An article about the upcoming new regime for the classification and labelling of chemicals reminded me to write about software assurance (i.e. software security) labelling (and since web sites are software). From 1 December 2010, the UN Globally Harmonized System of Classification and Labelling of Chemicals (GHS) comes into force, implemented in Europe by the Regulation (EC) No 1272/2008 of the European Parliament and of the Council of 16 December 2008 on classification, labelling and packaging of substances and mixtures (CLP), amending and repealing Directives 67/548/EEC and 1999/45/EC, and amending Regulation (EC) No 1907/2006.

CLP implications and guidelines are explained by the UK Health and Safety Executive (HSE) but are defined fully in the UN's documentation. The headline chemical labelling indicates the potential damage/harm that can occur, rather than the content/properties of the agent. I like this "impact" approach. Nutritional labelling on the other hand generally tends to focus on ingredients and their properties, but some food labelling is also beginning to attempt to classify low/medium/high fat/saturates/sugars/salt levels, which is more akin to the impact approach.

Jeff Williams (CEO of Aspect Security and Chair of OWASP Foundation) proposed a Software Facts label five years ago at OWASP Appsec Europe. This would be similar to appliance energy usage labels, food nutrition facts label, material safety data sheets or laser safety classes. That idea was taken up by NIST and the Software Assurance Consortium (SwAC) to develop another proposal.

Comment here and here around the same time in 2005 describes some of the challenges. Indeed many more aspects of the software development lifecycle impact upon the creation of secure software. But simplicity is needed in the presentation of such information—perhaps some high-level impact related indicators augmented by the more detailed information for different audiences (e.g. users, operators, administrators, system achitects). SwAC's version seems to be somewhat aimed at software development teams, instead of people in end user organisations, especially those involved with procurement decisions. Whilst some people will want to know the data behind a classification, most businesses and consumers will need something more akin to the CLP headline labels relating to business (or personal) impact as a starting point for their decisions.

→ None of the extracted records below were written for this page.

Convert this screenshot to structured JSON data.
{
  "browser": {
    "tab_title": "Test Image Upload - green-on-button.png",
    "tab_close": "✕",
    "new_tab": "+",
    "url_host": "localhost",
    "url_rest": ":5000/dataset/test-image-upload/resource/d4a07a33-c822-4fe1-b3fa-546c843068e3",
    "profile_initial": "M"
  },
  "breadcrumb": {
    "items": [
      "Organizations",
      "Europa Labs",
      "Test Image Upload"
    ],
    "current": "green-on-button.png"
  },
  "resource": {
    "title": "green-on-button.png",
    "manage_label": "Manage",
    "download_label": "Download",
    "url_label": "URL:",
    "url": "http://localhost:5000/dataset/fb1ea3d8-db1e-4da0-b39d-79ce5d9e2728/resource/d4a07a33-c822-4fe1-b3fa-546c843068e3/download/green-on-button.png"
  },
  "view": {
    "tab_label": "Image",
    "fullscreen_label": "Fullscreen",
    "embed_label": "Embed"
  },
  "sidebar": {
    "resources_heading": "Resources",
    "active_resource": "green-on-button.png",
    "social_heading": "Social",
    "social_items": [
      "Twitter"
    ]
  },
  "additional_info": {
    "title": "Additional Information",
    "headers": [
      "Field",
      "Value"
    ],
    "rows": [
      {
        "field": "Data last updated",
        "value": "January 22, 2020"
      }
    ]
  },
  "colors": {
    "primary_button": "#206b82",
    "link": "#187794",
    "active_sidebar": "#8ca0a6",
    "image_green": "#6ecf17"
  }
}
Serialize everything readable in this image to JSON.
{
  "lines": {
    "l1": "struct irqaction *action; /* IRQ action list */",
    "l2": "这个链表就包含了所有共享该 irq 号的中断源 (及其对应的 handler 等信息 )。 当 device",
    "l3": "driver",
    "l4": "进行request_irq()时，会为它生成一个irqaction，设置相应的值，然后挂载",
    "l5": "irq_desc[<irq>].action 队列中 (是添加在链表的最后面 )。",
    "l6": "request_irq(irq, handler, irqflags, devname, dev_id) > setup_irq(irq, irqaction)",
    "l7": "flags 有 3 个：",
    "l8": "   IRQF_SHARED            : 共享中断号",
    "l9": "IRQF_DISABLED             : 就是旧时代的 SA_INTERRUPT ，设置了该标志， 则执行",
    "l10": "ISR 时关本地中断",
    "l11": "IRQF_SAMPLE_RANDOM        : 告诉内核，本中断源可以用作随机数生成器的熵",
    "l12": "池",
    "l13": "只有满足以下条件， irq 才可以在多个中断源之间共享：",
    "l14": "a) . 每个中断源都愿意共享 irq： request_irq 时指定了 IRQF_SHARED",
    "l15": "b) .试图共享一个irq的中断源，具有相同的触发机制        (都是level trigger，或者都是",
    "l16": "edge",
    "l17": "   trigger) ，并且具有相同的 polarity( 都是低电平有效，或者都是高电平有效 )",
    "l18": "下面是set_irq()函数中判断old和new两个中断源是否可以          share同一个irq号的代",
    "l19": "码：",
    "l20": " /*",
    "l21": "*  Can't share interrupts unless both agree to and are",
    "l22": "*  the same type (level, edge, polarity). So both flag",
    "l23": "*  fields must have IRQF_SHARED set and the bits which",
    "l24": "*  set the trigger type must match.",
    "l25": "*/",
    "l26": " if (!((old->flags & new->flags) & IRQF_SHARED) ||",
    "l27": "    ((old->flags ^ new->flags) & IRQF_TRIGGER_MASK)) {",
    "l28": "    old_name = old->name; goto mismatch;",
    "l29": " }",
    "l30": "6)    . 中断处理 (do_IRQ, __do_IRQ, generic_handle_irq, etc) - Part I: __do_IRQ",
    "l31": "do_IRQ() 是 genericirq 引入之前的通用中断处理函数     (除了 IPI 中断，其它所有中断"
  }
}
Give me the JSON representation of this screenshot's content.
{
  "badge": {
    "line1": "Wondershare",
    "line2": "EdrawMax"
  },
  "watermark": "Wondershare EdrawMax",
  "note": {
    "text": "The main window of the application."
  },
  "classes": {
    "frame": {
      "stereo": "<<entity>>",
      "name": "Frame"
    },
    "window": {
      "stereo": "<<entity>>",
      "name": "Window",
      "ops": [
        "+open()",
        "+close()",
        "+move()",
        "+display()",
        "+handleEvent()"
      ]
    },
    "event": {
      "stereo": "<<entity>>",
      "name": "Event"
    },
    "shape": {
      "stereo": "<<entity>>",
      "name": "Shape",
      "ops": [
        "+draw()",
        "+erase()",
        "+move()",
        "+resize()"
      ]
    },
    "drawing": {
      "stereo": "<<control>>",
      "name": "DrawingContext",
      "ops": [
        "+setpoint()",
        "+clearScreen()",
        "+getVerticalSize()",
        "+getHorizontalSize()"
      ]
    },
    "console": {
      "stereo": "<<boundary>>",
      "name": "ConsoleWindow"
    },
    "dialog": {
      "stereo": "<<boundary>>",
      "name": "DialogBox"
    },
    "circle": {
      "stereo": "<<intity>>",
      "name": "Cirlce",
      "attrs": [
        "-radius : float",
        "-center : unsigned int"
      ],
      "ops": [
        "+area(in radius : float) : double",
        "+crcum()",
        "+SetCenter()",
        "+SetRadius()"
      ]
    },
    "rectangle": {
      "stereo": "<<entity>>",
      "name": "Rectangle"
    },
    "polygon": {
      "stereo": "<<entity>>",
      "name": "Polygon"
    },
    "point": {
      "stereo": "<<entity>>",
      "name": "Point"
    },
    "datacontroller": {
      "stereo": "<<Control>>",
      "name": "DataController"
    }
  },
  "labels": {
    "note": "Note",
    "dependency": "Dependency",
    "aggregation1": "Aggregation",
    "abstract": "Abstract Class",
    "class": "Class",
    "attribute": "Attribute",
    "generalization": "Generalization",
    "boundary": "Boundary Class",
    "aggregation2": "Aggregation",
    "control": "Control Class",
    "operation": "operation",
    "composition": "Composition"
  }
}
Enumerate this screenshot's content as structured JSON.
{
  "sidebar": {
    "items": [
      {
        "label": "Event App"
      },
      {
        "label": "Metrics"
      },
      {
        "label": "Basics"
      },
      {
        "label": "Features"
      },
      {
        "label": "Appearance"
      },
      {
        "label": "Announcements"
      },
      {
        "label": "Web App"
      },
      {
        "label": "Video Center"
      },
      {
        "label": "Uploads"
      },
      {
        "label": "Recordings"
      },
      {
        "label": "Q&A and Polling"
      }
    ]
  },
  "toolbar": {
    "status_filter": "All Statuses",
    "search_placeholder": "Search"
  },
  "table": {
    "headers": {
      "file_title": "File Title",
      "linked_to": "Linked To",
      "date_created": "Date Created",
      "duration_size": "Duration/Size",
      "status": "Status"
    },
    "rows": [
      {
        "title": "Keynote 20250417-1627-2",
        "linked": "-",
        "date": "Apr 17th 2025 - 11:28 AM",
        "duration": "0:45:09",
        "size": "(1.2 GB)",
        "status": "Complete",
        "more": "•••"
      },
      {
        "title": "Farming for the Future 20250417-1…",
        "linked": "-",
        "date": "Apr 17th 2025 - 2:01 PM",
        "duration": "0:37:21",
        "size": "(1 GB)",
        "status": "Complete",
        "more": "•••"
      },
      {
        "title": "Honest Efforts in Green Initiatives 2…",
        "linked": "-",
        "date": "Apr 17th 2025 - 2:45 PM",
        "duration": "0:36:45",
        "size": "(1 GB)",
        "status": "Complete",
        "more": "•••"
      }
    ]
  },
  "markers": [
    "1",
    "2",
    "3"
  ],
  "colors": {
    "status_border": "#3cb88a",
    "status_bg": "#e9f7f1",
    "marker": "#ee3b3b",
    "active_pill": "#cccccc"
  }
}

• How dangerous is this software?
• How reliable is it?
• How does it affect privacy?
• How does the IT environment affect these?
• How are these affected by changing the default settings?

This a big challenge. Just specifying the privacy practices for a web site can be complex. ENISA's Common Assurance Maturity Model (CAMM) project is trying to define how cloud service providers can be compared to allow users to make informed decisions about the risks. Perhaps that project will develop into some form of labelling scheme, or at least provide ways for typical consumers of the services to determine their own risks as simply as possible.

I don't know the status of the SwAC project but will now make the effort to find out.